Pertama, apa yang dilakukan oleh Gereja Keuskupan Ruteng selama ini antara lain menolak kehadiran industri tambang dan yang paling anyar adalah menolak privatisasi Pantai Pede merupakan cara mengambil bagian dalam tugas Yesus sendiri. Dalam banyak hal, Yesus sendiri seringkali melontarkan kritikan terhadap berbagai deviasi dalam ruang sosial Yahudi-Palestina.

Dia tidak takut berkonfrontasi dengan orang-orang yang merasa memiliki pengaruh, tetapi justru menjadi aktor antagonis dalam masyarakat. Yesus malah lebih massif mengkritik setiap demoralisasi agama dan ketimpangan sosial yang disebabkan oleh para pemimpin politik dan agama Yahudi. Demi membela kebenaran, Ia tidak takut kehilangan popularitas dan nyawa.

Alhasil, Yesus didiskreditkan secara sosial dan terancam kehilangan nyawa. Tetapi Yesus tidak takut!

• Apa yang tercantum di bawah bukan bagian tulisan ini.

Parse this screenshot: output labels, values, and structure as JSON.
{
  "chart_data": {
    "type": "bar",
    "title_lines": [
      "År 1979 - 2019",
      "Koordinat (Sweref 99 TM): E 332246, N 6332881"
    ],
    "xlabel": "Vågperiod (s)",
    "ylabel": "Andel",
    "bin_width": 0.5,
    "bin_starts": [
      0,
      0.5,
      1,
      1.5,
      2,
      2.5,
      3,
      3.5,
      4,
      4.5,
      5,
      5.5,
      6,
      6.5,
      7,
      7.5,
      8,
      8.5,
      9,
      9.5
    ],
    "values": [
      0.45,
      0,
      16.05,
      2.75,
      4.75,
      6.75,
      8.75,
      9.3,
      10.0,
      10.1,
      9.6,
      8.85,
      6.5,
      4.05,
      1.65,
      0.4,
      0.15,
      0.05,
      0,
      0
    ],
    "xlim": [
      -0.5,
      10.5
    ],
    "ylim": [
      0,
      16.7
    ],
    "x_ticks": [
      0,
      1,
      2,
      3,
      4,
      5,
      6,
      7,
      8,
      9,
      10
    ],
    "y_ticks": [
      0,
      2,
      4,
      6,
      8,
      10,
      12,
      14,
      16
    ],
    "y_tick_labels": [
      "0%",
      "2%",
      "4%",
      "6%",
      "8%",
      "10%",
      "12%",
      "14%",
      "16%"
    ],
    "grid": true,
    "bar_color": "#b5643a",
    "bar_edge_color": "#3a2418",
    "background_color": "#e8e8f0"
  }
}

Ia terus berkiprah di tengah ruang sosial masyarakat Yahudi dan secara perlahan menjalankan politik “bela rasa” yang berujung pada praksis liberatif.

Mengacu kepada sikap Yesus ini, saya memastikan bahwa keterlibatan Gereja Keuskupan Ruteng dalam gerakan sosial terutama menolak privatisasi Pantai Pede merupakan keberlanjutan dari apa yang telah dilakukan Yesus.

Gereja Keuskupan Ruteng merupakan unsur makro dalam ruang sosial masyarakat NTT terutama lagi masyarakat Mabar. Gereja Keuskupan Ruteng, terlalu besar untuk tidak terlibat dalam gerakan menolak segala bentuk marginalisasi terhadap rakyat.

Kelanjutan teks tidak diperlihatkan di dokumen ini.